July 17, 2006
It's a good day to learn some nautical terms. They will give you clues to locate Ms. Paulishak. Below is a picture of the NOAA ship Fairweather. The front of the ship is the Bow; the back is the Stern; the left side is called the Port and the right side is called the Starboard side. If you are in the middle of the ship, you would go forward to the bow and aft to the stern. The "Hull" is the outside of the ship which contains all of the lower decks. Look at the picture of the Fairweather and determine which parts of the ship you are looking at: the stern, the bow, the port or starboard? Can you identify the Hull?

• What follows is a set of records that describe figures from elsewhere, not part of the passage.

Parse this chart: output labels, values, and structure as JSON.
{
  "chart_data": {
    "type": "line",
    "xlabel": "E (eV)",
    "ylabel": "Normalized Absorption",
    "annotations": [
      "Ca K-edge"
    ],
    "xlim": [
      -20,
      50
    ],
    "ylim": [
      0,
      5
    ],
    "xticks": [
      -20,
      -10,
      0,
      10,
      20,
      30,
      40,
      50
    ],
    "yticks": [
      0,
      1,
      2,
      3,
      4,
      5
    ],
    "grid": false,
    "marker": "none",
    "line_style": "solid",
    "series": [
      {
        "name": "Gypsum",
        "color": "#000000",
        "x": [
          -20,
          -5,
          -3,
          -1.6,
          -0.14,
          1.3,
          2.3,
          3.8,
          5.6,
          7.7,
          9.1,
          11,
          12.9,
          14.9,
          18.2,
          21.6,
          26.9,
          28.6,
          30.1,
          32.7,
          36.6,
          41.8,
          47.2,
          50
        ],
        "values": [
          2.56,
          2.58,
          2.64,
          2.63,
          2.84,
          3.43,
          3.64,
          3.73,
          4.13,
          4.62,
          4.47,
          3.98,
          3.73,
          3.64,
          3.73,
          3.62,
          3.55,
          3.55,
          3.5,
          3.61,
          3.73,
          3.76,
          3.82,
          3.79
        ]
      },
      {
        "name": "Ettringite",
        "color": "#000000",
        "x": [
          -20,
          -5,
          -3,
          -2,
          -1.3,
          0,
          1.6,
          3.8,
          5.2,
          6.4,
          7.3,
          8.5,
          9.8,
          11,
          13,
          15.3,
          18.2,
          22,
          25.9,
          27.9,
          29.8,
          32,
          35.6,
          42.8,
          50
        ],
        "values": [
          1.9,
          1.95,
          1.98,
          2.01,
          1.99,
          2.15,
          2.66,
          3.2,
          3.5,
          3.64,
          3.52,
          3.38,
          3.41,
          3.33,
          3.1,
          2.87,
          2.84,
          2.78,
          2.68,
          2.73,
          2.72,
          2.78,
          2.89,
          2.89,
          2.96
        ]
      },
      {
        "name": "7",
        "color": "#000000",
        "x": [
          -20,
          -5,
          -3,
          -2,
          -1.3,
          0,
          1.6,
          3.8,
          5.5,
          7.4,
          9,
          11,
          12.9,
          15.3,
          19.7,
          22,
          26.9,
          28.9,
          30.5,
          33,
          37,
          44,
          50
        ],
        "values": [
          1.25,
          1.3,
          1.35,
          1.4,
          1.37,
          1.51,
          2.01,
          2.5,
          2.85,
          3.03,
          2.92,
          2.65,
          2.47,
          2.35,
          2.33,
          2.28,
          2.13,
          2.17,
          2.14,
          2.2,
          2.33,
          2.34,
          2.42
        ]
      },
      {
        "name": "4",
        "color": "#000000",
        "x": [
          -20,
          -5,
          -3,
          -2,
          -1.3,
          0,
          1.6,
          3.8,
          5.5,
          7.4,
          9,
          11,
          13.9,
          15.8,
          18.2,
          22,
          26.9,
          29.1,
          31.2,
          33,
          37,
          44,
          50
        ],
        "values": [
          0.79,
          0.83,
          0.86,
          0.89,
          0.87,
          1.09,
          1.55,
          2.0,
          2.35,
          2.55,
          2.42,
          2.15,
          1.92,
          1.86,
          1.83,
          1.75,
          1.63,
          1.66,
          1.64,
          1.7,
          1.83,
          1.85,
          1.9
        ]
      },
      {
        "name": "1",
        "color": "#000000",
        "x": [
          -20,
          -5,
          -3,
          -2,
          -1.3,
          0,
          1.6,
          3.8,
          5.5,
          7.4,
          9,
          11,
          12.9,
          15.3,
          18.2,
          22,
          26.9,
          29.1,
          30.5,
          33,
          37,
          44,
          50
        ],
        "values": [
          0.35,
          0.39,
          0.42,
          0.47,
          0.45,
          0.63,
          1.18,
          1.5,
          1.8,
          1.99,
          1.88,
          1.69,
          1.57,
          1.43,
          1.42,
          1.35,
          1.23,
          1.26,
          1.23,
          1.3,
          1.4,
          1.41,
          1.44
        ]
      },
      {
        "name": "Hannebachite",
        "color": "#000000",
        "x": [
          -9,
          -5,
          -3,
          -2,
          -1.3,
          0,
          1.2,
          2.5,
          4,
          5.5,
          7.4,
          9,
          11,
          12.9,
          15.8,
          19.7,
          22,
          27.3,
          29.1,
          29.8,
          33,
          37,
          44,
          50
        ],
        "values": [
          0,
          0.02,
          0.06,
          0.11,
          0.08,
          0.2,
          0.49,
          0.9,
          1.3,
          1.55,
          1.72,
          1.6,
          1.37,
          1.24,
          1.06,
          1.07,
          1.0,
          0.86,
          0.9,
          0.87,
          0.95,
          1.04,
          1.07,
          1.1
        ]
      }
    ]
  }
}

When you are living on a ship, there are some other terms which you may want to become familiar. The "galley" is where the kitchen is located and the food is prepared. The "mess" is where the officers and crew eat their meals. It's like our school cafeteria, but the meals are so much better since there is a Chief Steward, Kathy and two other Chefs, Mike and Jose. The mess is everyone's favorite place.

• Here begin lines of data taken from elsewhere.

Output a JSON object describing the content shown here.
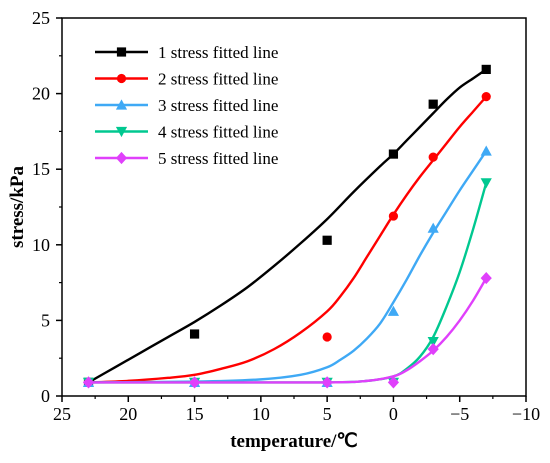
{
  "chart_data": {
    "type": "line",
    "xlabel": "temperature/℃",
    "ylabel": "stress/kPa",
    "xlim": [
      25,
      -10
    ],
    "ylim": [
      0,
      25
    ],
    "xticks": [
      25,
      20,
      15,
      10,
      5,
      0,
      -5,
      -10
    ],
    "yticks": [
      0,
      5,
      10,
      15,
      20,
      25
    ],
    "x_tick_labels": [
      "25",
      "20",
      "15",
      "10",
      "5",
      "0",
      "−5",
      "−10"
    ],
    "y_tick_labels": [
      "0",
      "5",
      "10",
      "15",
      "20",
      "25"
    ],
    "legend_position": "top-left",
    "grid": false,
    "series": [
      {
        "name": "1 stress fitted line",
        "color": "#000000",
        "marker": "square",
        "x": [
          23,
          15,
          5,
          0,
          -3,
          -7
        ],
        "y": [
          0.9,
          4.1,
          10.3,
          16.0,
          19.3,
          21.6
        ],
        "fit_x": [
          23,
          21,
          19,
          17,
          15,
          13,
          11,
          9,
          7,
          5,
          3,
          1,
          0,
          -1,
          -2,
          -3,
          -4,
          -5,
          -6,
          -7
        ],
        "fit_y": [
          0.9,
          1.9,
          2.9,
          3.9,
          4.9,
          6.0,
          7.2,
          8.6,
          10.1,
          11.7,
          13.5,
          15.2,
          16.0,
          16.9,
          17.8,
          18.7,
          19.6,
          20.4,
          21.0,
          21.6
        ]
      },
      {
        "name": "2 stress fitted line",
        "color": "#ff0000",
        "marker": "circle",
        "x": [
          23,
          15,
          5,
          0,
          -3,
          -7
        ],
        "y": [
          0.9,
          0.9,
          3.9,
          11.9,
          15.8,
          19.8
        ],
        "fit_x": [
          23,
          20,
          17,
          15,
          13,
          11,
          9,
          7,
          5,
          4,
          3,
          2,
          1,
          0,
          -1,
          -2,
          -3,
          -4,
          -5,
          -6,
          -7
        ],
        "fit_y": [
          0.9,
          1.0,
          1.2,
          1.4,
          1.8,
          2.3,
          3.1,
          4.2,
          5.6,
          6.6,
          7.8,
          9.2,
          10.6,
          12.0,
          13.3,
          14.5,
          15.6,
          16.7,
          17.8,
          18.8,
          19.8
        ]
      },
      {
        "name": "3 stress fitted line",
        "color": "#3fa9f5",
        "marker": "triangle-up",
        "x": [
          23,
          15,
          5,
          0,
          -3,
          -7
        ],
        "y": [
          0.9,
          0.9,
          0.9,
          5.6,
          11.1,
          16.2
        ],
        "fit_x": [
          23,
          15,
          10,
          7,
          5,
          4,
          3,
          2,
          1,
          0,
          -1,
          -2,
          -3,
          -4,
          -5,
          -6,
          -7
        ],
        "fit_y": [
          0.9,
          0.95,
          1.1,
          1.4,
          1.9,
          2.4,
          3.0,
          3.8,
          4.8,
          6.2,
          7.7,
          9.3,
          10.8,
          12.2,
          13.6,
          14.9,
          16.2
        ]
      },
      {
        "name": "4 stress fitted line",
        "color": "#00c890",
        "marker": "triangle-down",
        "x": [
          23,
          15,
          5,
          0,
          -3,
          -7
        ],
        "y": [
          0.9,
          0.9,
          0.9,
          0.9,
          3.6,
          14.1
        ],
        "fit_x": [
          23,
          15,
          5,
          2,
          0,
          -1,
          -2,
          -3,
          -4,
          -5,
          -6,
          -7
        ],
        "fit_y": [
          0.9,
          0.9,
          0.9,
          1.0,
          1.3,
          1.8,
          2.6,
          3.9,
          5.9,
          8.2,
          11.0,
          14.1
        ]
      },
      {
        "name": "5 stress fitted line",
        "color": "#e040fb",
        "marker": "diamond",
        "x": [
          23,
          15,
          5,
          0,
          -3,
          -7
        ],
        "y": [
          0.9,
          0.9,
          0.9,
          0.9,
          3.1,
          7.8
        ],
        "fit_x": [
          23,
          15,
          5,
          2,
          0,
          -1,
          -2,
          -3,
          -4,
          -5,
          -6,
          -7
        ],
        "fit_y": [
          0.9,
          0.9,
          0.9,
          1.0,
          1.3,
          1.7,
          2.3,
          3.0,
          3.9,
          5.0,
          6.3,
          7.8
        ]
      }
    ]
  }
}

The "Bridge" is where the commanding officer and crew run the ship. There is a lot of instrumentation on the bridge for navigation and control of all systems on the ship.

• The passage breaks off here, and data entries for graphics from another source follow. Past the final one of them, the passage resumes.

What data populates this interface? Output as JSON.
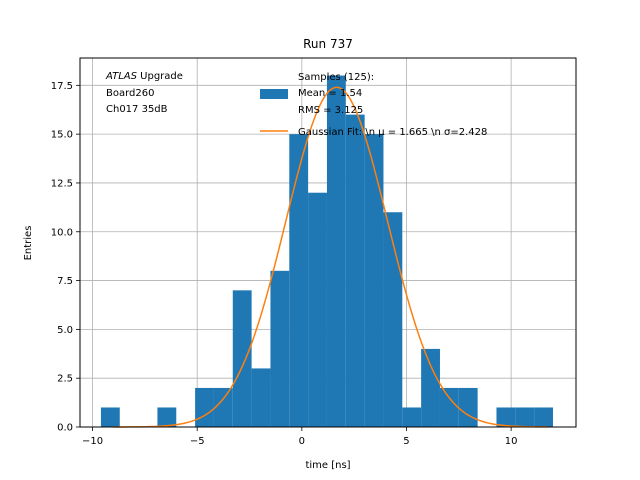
{
  "chart_data": {
    "type": "bar",
    "title": "Run 737",
    "xlabel": "time [ns]",
    "ylabel": "Entries",
    "xlim": [
      -10.6,
      13.1
    ],
    "ylim": [
      0,
      18.9
    ],
    "grid": true,
    "xticks": [
      -10,
      -5,
      0,
      5,
      10
    ],
    "xtick_labels": [
      "−10",
      "−5",
      "0",
      "5",
      "10"
    ],
    "yticks": [
      0,
      2.5,
      5,
      7.5,
      10,
      12.5,
      15,
      17.5
    ],
    "ytick_labels": [
      "0.0",
      "2.5",
      "5.0",
      "7.5",
      "10.0",
      "12.5",
      "15.0",
      "17.5"
    ],
    "bin_edges": [
      -9.6,
      -8.7,
      -7.8,
      -6.9,
      -6.0,
      -5.1,
      -4.2,
      -3.3,
      -2.4,
      -1.5,
      -0.6,
      0.3,
      1.2,
      2.1,
      3.0,
      3.9,
      4.8,
      5.7,
      6.6,
      7.5,
      8.4,
      9.3,
      10.2,
      11.1,
      12.0
    ],
    "counts": [
      1,
      0,
      0,
      1,
      0,
      2,
      2,
      7,
      3,
      8,
      15,
      12,
      18,
      16,
      15,
      11,
      1,
      4,
      2,
      2,
      0,
      1,
      1,
      1
    ],
    "histogram_color": "#1f77b4",
    "fit": {
      "type": "gaussian",
      "mu": 1.665,
      "sigma": 2.428,
      "amplitude": 17.4,
      "x_range": [
        -9.0,
        11.8
      ],
      "color": "#ff7f0e"
    },
    "legend": {
      "placement": "upper-center",
      "entries": [
        {
          "lines": [
            "Samples (125):",
            " Mean = 1.54",
            " RMS = 3.125"
          ],
          "kind": "patch",
          "color": "#1f77b4"
        },
        {
          "lines": [
            "Gaussian Fit: \\n μ = 1.665 \\n σ=2.428"
          ],
          "kind": "line",
          "color": "#ff7f0e"
        }
      ]
    },
    "annotation": {
      "italic": "ATLAS",
      "rest": " Upgrade",
      "lines": [
        " Board260",
        " Ch017 35dB"
      ]
    }
  }
}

Different levels on the ship are called "decks." They are designated by letters; the lowest deck is at the bottom of the ship - Deck A. The place where each person sleeps is called the "state room." State rooms aren't very spacious. People didn't spend a lot of time in state rooms. State rooms are basically for sleeping. There is a lot of work to be done on the ship and on a research vessel, operations take place around the clock when the ship is underway. There are other terms which will be explained as the expedition continues.
The Fairweather, moored at the USCG (United States Coast Guard) base in Women's Bay at Kodiak Island, Alaska, was scheduled to depart on July 17, 2006 at 1730 hours (military time equal to 530 PM). However, due to a repair needed on the ship the departure was postponed until the next day.
I learned that Kodiak has the biggest bears in the state, the Kodiak brown bear. It's one of the largest fishing ports in the nation. It's also called the Emerald Isle because it's relatively wet weather turns the mountains into lush green forests in the summer. Since the ship was not sailing yet, I had the opportunity to hike around Fort Abercrombie State Historic Park. There is a lot of flora and fauna to see on Kodiak and the rule about bears is that when you are hiking you need to make a lot of noise so that you do not startle a bear (or vice versa as the case may be). Fortunately or unfortunately, depending on your point of view, I did not come across any Kodiak bears. The island has a lot of history attached to it. One can see bunkers which were built during World War II. Beautiful views of the ocean could be seen from these positions.